The name of our writer is “bq-writer-1.” To create it, click on the “Writer” heading on the top of the Calabash GUI window. The Writer page becomes current. Then set “lake_finance” as the data system. Click on the big green “Create Writer” button.
Enter the following information in the writer creation form.
By now, you should be familiar with the schema editor. Use this editor, define the schemas for source records in the topic “aggregated-log1.”
Select “Google Bigquery” as the target type. As soon as “Google Bigquery” is selected, the remaining properties change to include those pertinent to Bigquery.
You need to define the project, dataset, and table name for the Bigquery table. Optionally you can also configure to use Bigquery streaming. In the tutorial, we unset that flag. We will use the transactional loader to save data to Bigquery. Streaming is faster, but there is no guarantee all data can get into the table, i.e., a best-effort service.

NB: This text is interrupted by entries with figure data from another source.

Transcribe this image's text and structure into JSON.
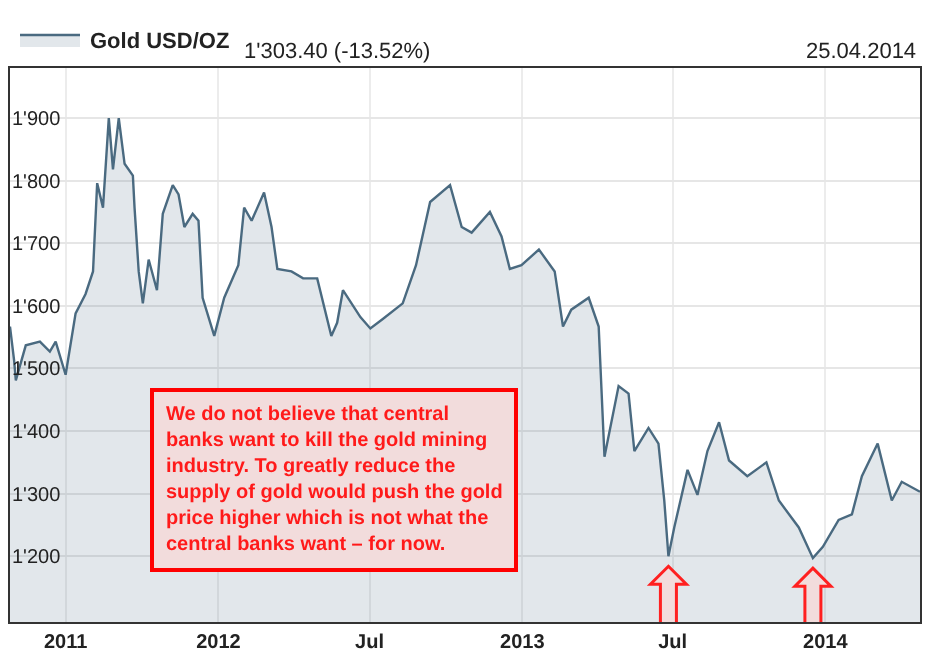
{
  "chart_data": {
    "type": "area",
    "annotations": [
      "1'303.40 (-13.52%)",
      "25.04.2014",
      "We do not believe that central banks want to kill the gold mining industry. To greatly reduce the supply of gold would push the gold price higher which is not what the central banks want – for now."
    ],
    "x": [
      "2011-04-25",
      "2011-04-30",
      "2011-05-02",
      "2011-05-14",
      "2011-05-31",
      "2011-06-12",
      "2011-06-19",
      "2011-07-01",
      "2011-07-13",
      "2011-07-25",
      "2011-08-03",
      "2011-08-08",
      "2011-08-15",
      "2011-08-22",
      "2011-08-27",
      "2011-09-03",
      "2011-09-10",
      "2011-09-20",
      "2011-09-22",
      "2011-09-27",
      "2011-10-02",
      "2011-10-09",
      "2011-10-19",
      "2011-10-26",
      "2011-11-07",
      "2011-11-14",
      "2011-11-21",
      "2011-12-01",
      "2011-12-08",
      "2011-12-13",
      "2011-12-27",
      "2012-01-08",
      "2012-01-25",
      "2012-02-01",
      "2012-02-10",
      "2012-02-25",
      "2012-03-05",
      "2012-03-12",
      "2012-03-29",
      "2012-04-12",
      "2012-04-29",
      "2012-05-16",
      "2012-05-23",
      "2012-05-30",
      "2012-06-20",
      "2012-07-02",
      "2012-07-17",
      "2012-08-10",
      "2012-08-26",
      "2012-09-12",
      "2012-10-06",
      "2012-10-20",
      "2012-11-01",
      "2012-11-23",
      "2012-12-07",
      "2012-12-17",
      "2012-12-31",
      "2013-01-21",
      "2013-02-09",
      "2013-02-19",
      "2013-03-01",
      "2013-03-22",
      "2013-04-03",
      "2013-04-10",
      "2013-04-27",
      "2013-05-09",
      "2013-05-16",
      "2013-06-02",
      "2013-06-14",
      "2013-06-21",
      "2013-06-26",
      "2013-07-03",
      "2013-07-19",
      "2013-07-31",
      "2013-08-12",
      "2013-08-26",
      "2013-09-07",
      "2013-09-29",
      "2013-10-22",
      "2013-11-06",
      "2013-11-30",
      "2013-12-17",
      "2013-12-29",
      "2014-01-17",
      "2014-02-02",
      "2014-02-14",
      "2014-03-05",
      "2014-03-22",
      "2014-04-03",
      "2014-04-25"
    ],
    "series": [
      {
        "name": "Gold USD/OZ",
        "color": "#4a6a80",
        "values": [
          1567,
          1512,
          1481,
          1537,
          1543,
          1527,
          1543,
          1490,
          1588,
          1619,
          1655,
          1796,
          1757,
          1900,
          1818,
          1900,
          1827,
          1808,
          1757,
          1655,
          1604,
          1674,
          1625,
          1747,
          1793,
          1778,
          1726,
          1747,
          1736,
          1613,
          1552,
          1613,
          1665,
          1757,
          1736,
          1781,
          1726,
          1659,
          1655,
          1644,
          1644,
          1552,
          1573,
          1625,
          1582,
          1564,
          1579,
          1604,
          1665,
          1766,
          1793,
          1726,
          1717,
          1750,
          1711,
          1659,
          1665,
          1690,
          1655,
          1567,
          1594,
          1613,
          1567,
          1359,
          1472,
          1460,
          1368,
          1405,
          1380,
          1289,
          1200,
          1246,
          1338,
          1298,
          1368,
          1414,
          1353,
          1328,
          1350,
          1289,
          1246,
          1197,
          1215,
          1258,
          1267,
          1328,
          1380,
          1289,
          1319,
          1303
        ]
      }
    ],
    "xlim": [
      "2011-04-25",
      "2014-04-25"
    ],
    "xticks": [
      {
        "value": "2011-07-01",
        "label": "2011"
      },
      {
        "value": "2012-01-01",
        "label": "2012"
      },
      {
        "value": "2012-07-01",
        "label": "Jul"
      },
      {
        "value": "2013-01-01",
        "label": "2013"
      },
      {
        "value": "2013-07-01",
        "label": "Jul"
      },
      {
        "value": "2014-01-01",
        "label": "2014"
      }
    ],
    "ylim": [
      1095,
      1980
    ],
    "yticks": [
      {
        "value": 1200,
        "label": "1'200"
      },
      {
        "value": 1300,
        "label": "1'300"
      },
      {
        "value": 1400,
        "label": "1'400"
      },
      {
        "value": 1500,
        "label": "1'500"
      },
      {
        "value": 1600,
        "label": "1'600"
      },
      {
        "value": 1700,
        "label": "1'700"
      },
      {
        "value": 1800,
        "label": "1'800"
      },
      {
        "value": 1900,
        "label": "1'900"
      }
    ],
    "grid": true,
    "legend": "top left",
    "marker": "none",
    "line_style": "solid"
  }
}
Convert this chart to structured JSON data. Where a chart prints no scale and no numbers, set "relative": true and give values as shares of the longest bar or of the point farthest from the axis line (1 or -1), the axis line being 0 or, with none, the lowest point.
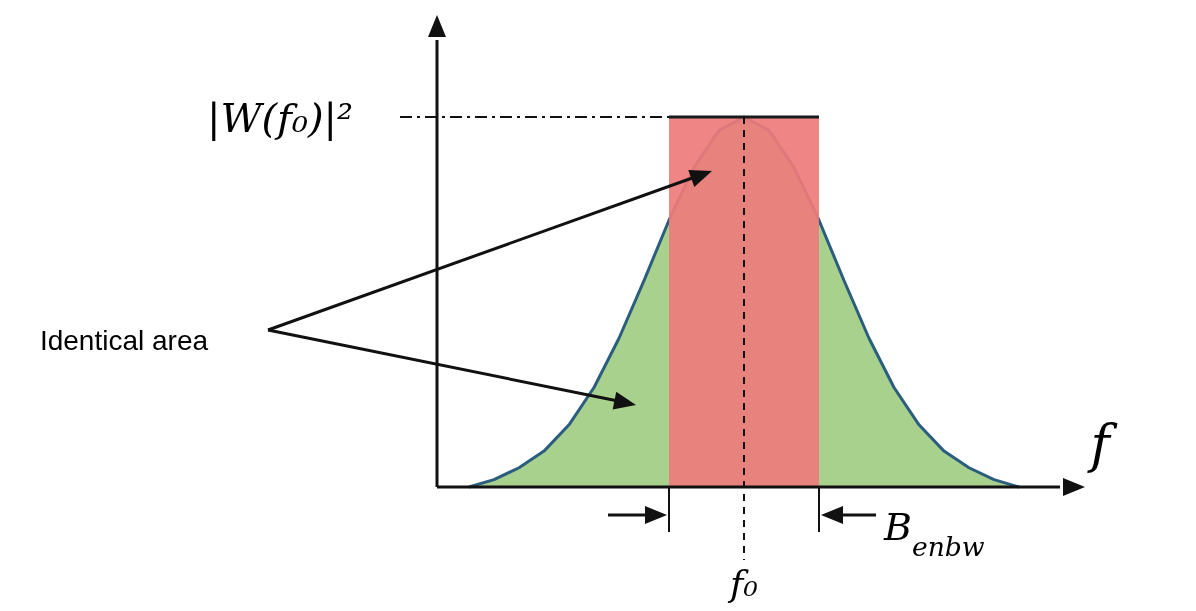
{
  "chart_data": {
    "type": "area",
    "relative": true,
    "xlabel": "f",
    "categories": [
      null,
      null,
      null,
      null,
      null,
      null,
      null,
      null,
      null,
      null,
      null,
      null,
      null,
      null,
      null,
      null,
      null,
      null,
      null,
      null,
      null,
      null,
      null,
      null,
      null
    ],
    "series": [
      {
        "type": "area",
        "color": "#a9d18e",
        "values": [
          null,
          0,
          0.02,
          0.052,
          0.097,
          0.168,
          0.269,
          0.402,
          0.558,
          0.721,
          0.864,
          0.964,
          1,
          0.964,
          0.864,
          0.721,
          0.558,
          0.402,
          0.269,
          0.168,
          0.097,
          0.052,
          0.02,
          0,
          null
        ]
      },
      {
        "type": "area",
        "color": "#ee7b7b",
        "values": [
          null,
          null,
          null,
          null,
          null,
          null,
          null,
          null,
          null,
          1,
          1,
          1,
          1,
          1,
          1,
          1,
          null,
          null,
          null,
          null,
          null,
          null,
          null,
          null,
          null
        ]
      }
    ],
    "ref_lines": [
      {
        "axis": "y",
        "value": 1,
        "label": "|W(f₀)|²",
        "line_style": "dashdot"
      },
      {
        "axis": "x",
        "label": "f₀",
        "line_style": "dashed"
      }
    ],
    "annotations": [
      "Identical area",
      "B$_{enbw}$"
    ]
  }
}
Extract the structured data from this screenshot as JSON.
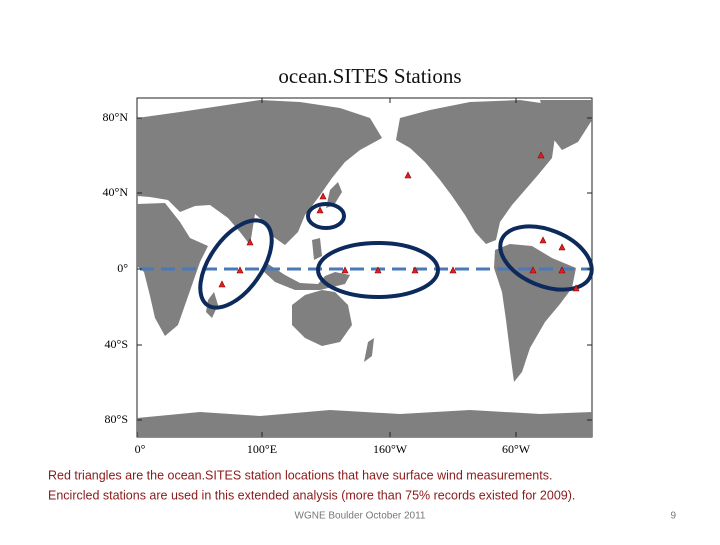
{
  "title": "ocean.SITES Stations",
  "map": {
    "lat_labels": [
      "80°N",
      "40°N",
      "0°",
      "40°S",
      "80°S"
    ],
    "lon_labels": [
      "0°",
      "100°E",
      "160°W",
      "60°W"
    ]
  },
  "caption": [
    "Red triangles are the ocean.SITES station locations that have surface wind measurements.",
    "Encircled stations are used in this extended analysis (more than 75% records existed for 2009)."
  ],
  "footer": {
    "text": "WGNE  Boulder October 2011",
    "page": "9"
  }
}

Next, define the target schema and mappings from the source schema to the target schema. Right now, the output schema is empty.
Click on the small blue plus sign to add a field to the output schema.
In the above, we define the first field in the output record, “account_id,” and set its data type to “string.” There is also an “output expression” to define. This expression defines from which input field we map the output field. Since the key of the input record is the account id, we select “key” from the drop-down list as the expression of “account_id.”
Other possibilities in the drop-down list include “value” for the entire value record, “value.count” for the count field in the value, etc.
Click on the “OK” button to return to the writer-editor. Similarly, add all other output fields to make the schema look like the following screenshot.
Finally, define the remaining properties for the writer.
The writer is idempotent, which means you can launch multiple writers to share the load. They will never interfere with each other.
The error log is a cloud storage file that can hold all records that failed to save in the target, together with error messages.